IT departments’ war to keep their assets safe resembles one of those alien-fighting video games, where new assailants keep swarming the bunker and you have to carefully -- but quickly -- choose your weapon.  

But the number of threats, and the tools to combat them, are only part of IT departments’ problems. According to a Forrester Consulting study recently commissioned by IBM, 63% of companies have understaffed IT departments, and slightly more than half cannot find employees with the right skills to keep the intruders out. recently spoke with IBM Enterprise Security Executive Davis Puzas about that company’s view of the battle.

“There’s a new threat every single day,” Puzas said, adding that “it’s vastly different from just a few years ago.”

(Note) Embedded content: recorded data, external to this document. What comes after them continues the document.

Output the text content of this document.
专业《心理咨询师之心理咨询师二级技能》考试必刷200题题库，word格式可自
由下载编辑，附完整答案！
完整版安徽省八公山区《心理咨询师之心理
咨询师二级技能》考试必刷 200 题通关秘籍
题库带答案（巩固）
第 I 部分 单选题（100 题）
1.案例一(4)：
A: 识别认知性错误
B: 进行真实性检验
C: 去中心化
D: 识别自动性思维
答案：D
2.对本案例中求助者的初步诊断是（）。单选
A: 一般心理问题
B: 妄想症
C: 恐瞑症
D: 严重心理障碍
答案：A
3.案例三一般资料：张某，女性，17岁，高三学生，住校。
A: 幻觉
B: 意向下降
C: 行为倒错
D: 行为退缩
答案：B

He noted that IT departments “used to be reactive” to threats, but now -- given the amount of data being communicated, the rapidly morphing kinds of threats, the widespread use of clouds and social media, and the number and kinds of devices being used -- they “have to be pro-active.”

Puzas pointed out that “you can’t just sit there and react -- you have to leapfrog in front of the threats.” CIOs are looking for a “better view” of their battleground, he said, and they are looking “to become more intelligent.”

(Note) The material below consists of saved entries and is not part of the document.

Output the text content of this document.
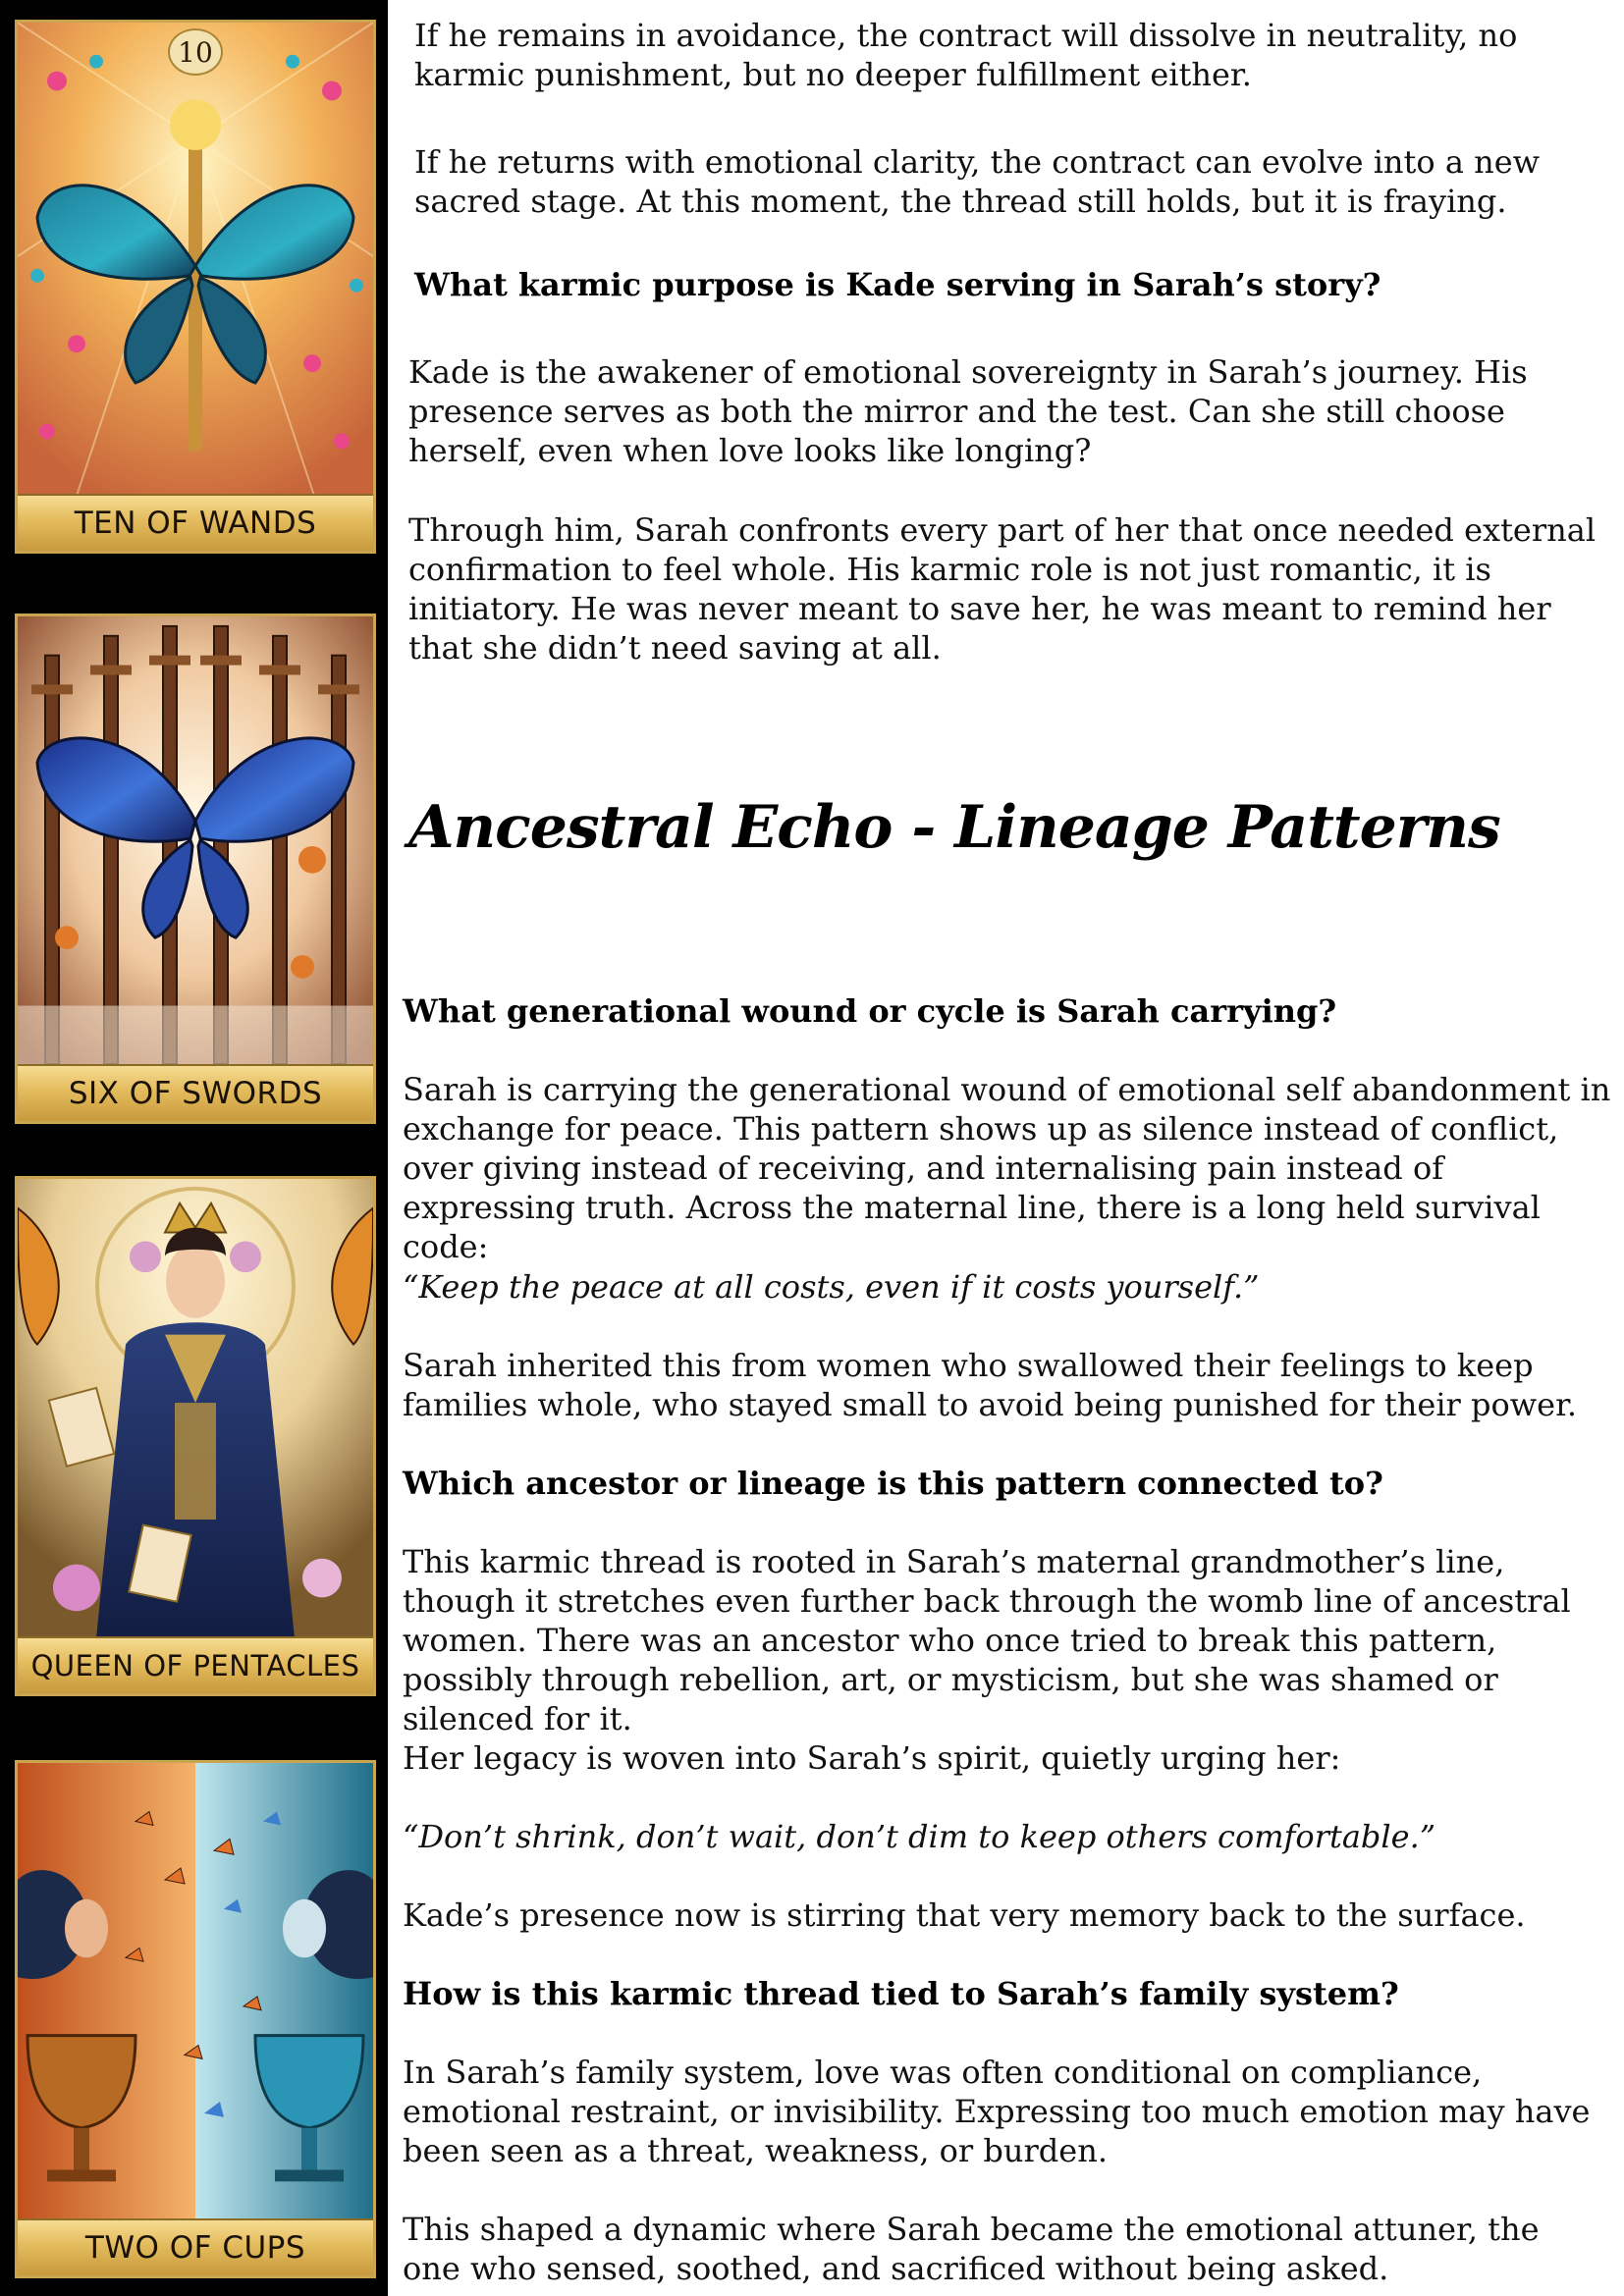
10
TEN OF WANDS
SIX OF SWORDS
QUEEN OF PENTACLES
TWO OF CUPS

If he remains in avoidance, the contract will dissolve in neutrality, no karmic punishment, but no deeper fulfillment either.

If he returns with emotional clarity, the contract can evolve into a new sacred stage. At this moment, the thread still holds, but it is fraying.

What karmic purpose is Kade serving in Sarah’s story?

Kade is the awakener of emotional sovereignty in Sarah’s journey. His presence serves as both the mirror and the test. Can she still choose herself, even when love looks like longing?

Through him, Sarah confronts every part of her that once needed external confirmation to feel whole. His karmic role is not just romantic, it is initiatory. He was never meant to save her, he was meant to remind her that she didn’t need saving at all.

Ancestral Echo - Lineage Patterns

What generational wound or cycle is Sarah carrying?

Sarah is carrying the generational wound of emotional self abandonment in exchange for peace. This pattern shows up as silence instead of conflict, over giving instead of receiving, and internalising pain instead of expressing truth. Across the maternal line, there is a long held survival code:

“Keep the peace at all costs, even if it costs yourself.”

Sarah inherited this from women who swallowed their feelings to keep families whole, who stayed small to avoid being punished for their power.

Which ancestor or lineage is this pattern connected to?

This karmic thread is rooted in Sarah’s maternal grandmother’s line, though it stretches even further back through the womb line of ancestral women. There was an ancestor who once tried to break this pattern, possibly through rebellion, art, or mysticism, but she was shamed or silenced for it.

Her legacy is woven into Sarah’s spirit, quietly urging her:

“Don’t shrink, don’t wait, don’t dim to keep others comfortable.”

Kade’s presence now is stirring that very memory back to the surface.

How is this karmic thread tied to Sarah’s family system?

In Sarah’s family system, love was often conditional on compliance, emotional restraint, or invisibility. Expressing too much emotion may have been seen as a threat, weakness, or burden.

This shaped a dynamic where Sarah became the emotional attuner, the one who sensed, soothed, and sacrificed without being asked.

Editor's Note: Read Next Generation Security, Protecting the Cloud and Mobile Devices


Mobile Security Experts ‘Just Not Available’

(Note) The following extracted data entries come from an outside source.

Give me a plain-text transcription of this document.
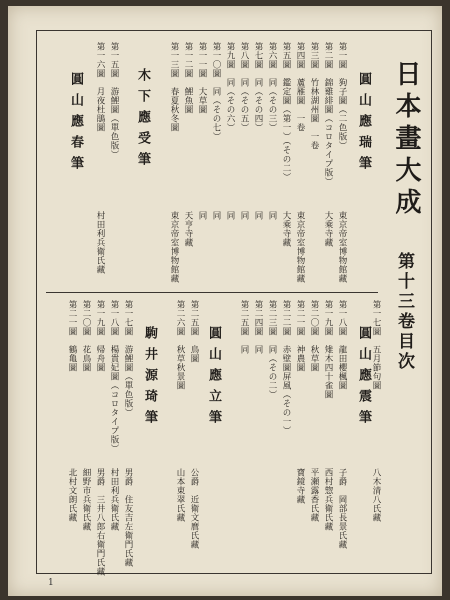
日本畫大成
第十三卷目次
圓山應瑞筆
木下應受筆
圓山應春筆	第一圖　狗子圖（二色版）
第二圖　錦雞緋圖（コロタイプ版）
第三圖　竹林湖州圖　一卷
第四圖　蘆雁圖　一卷
第五圖　鑑定圖（第一）（その二）
第六圖　同（その三）
第七圖　同（その四）
第八圖　同（その五）
第九圖　同（その六）
第一〇圖　同（その七）
第一一圖　大草圖
第一二圖　鯉魚圖
第一三圖　春夏秋冬圖
東京帝室博物館藏
大乘寺藏
東京帝室博物館藏
大乘寺藏
同
同
同
同
同
同
天亨寺藏
東京帝室博物館藏
第一五圖　游鯉圖（單色版）
第一六圖　月夜杜鵑圖
村田利兵衛氏藏
圓山應震筆 第一七圖　五月節句圖
第一八圖　龍田櫻楓圖
第一九圖　雉木四十雀圖
第二〇圖　秋草圖
第二一圖　神農圖
第二二圖　赤壁圖屏風（その一）
第二三圖　同（その二）
第二四圖　同
第二五圖　同
八木清八氏藏
子爵　岡部長景氏藏
西村惣兵衛氏藏
平瀬露香氏藏
寶鏡寺藏
圓山應立筆
第二五圖　鳥圖
第二六圖　秋草秋景圖
公爵　近衛文麿氏藏
山本東翠氏藏
駒井源琦筆
第一七圖　游鯉圖（單色版）
第一八圖　楊貴妃圖（コロタイプ版）
第一九圖　帰舟圖
第二〇圖　花鳥圖
第二一圖　鶴亀圖
男爵　住友吉左衛門氏藏
村田利兵衛氏藏
男爵　三井八郎右衛門氏藏
細野市兵衛氏藏
北村文朗氏藏
1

The Forrester study found that 68% of the surveyed 2400 North American and European enterprise decision makers had “little time for proactive and preventative projects due to existing responsibilities.”

Tools can help a company be pro-active, Puzas pointed out, but the intelligence arises from the people who implement them. “We find that many organizations are struggling to find the skills to take this on,” he said, and security professionals with the needed skills are now in heavy demand and “expensive to find, while budgets are tight.”

As one example, Puzas pointed to experts in mobile security, the most urgent battlefront for many IT departments. “They’re often just not available,” he said.

The Forrester study pointed out that “information security teams exist in an environment where ‘no’ is the wrong answer, yet the existing responsibilities absorb all of their time (68%) and new resources are hard to find (53%).” Given these conditions, the study said “consideration of security-as-a-service appears a clear and reasonable response.”


A 2011 report by Frost & Sullivan found similar evidence of the skills gap. It said that while half of its respondents reported having private clouds in place and 40 percent were using software-as-a-service, over 70 percent of professionals said new skills were needed to properly secure cloud-based technologies.

These kinds of stats, of course, represent continuing opportunities for IBM, given their strengths in security-oriented professional services and their managed services.

The Forrester report said that expectations for security-as-a-service include better quality control, faster delivery, very focused skills, delivery over a longer period of time and, of course, a lower cost.

Forrester defines security-as-a-service in broad terms -- a service that is hosted by a third party, billed on a pay-per-use model, or delivered based on multi-tenant architecture.

The research firm found that the most popular areas for security-as-a-service are email filtering, used by 42 percent of respondents, network firewall monitoring or management (33 percent), and web content filtering (31 percent). Vulnerability assessment, message archiving, host event log monitoring or management, and end point security were all in the 20 percent range, while identity and access management, regulatory compliance, application security, and distributed denial of service protection were in the teens.

‘More with Less’

But security-as-a-service has its own issues. Forty-six percent of the respondents in the Forrester study said that the expected workload reduction was not realized from outside services, and 43 percent said that “significant customization was required.” Forty-one percent said that vendors did not meet their service level agreements.

Other issues, reported by about a third or more of respondents, included complaints that escalated alerts were not accurate or detailed enough to allow proactive response, the expense of the service outweighed its value, the output was incompatible with key systems, coverage was incomplete, performance or supplied filters were inadequate, or reporting and metrics were unsuitable.

A key driver of the demand for outside services has been the “more with less” mantra that IT departments have had drilled into them throughout the era of rising threats and lowered budgets. But even when budgets return to normal, IBM’s Puzas said there will still be “a need for consulting services” to satisfy IT departments’ security needs, because of a combination of trends that are only increasing.

‘Sheer Sophistication’ of Attacks

These trends include the boom in the use of massive amounts of data, the proliferation of devices and device types, access and use of email and social media, and what Puzas called “the sheer sophistication” of each new wave of attacks.

To maintain security in all of these areas, but especially the last one, Puzas said that it takes “a tremendous amount of research to keep clients ahead of the threats” -- another reason, he said, that outside consulting services will continue to be in demand.

Those consulting services, such as IBM’s, compete with IT departments for the best talent, driving up prices and diminishing the HR pool. To help seed the pond, IBM is supporting a CyberSecurity Innovation Program at a variety of universities, which provides assistance in building security-related curricula.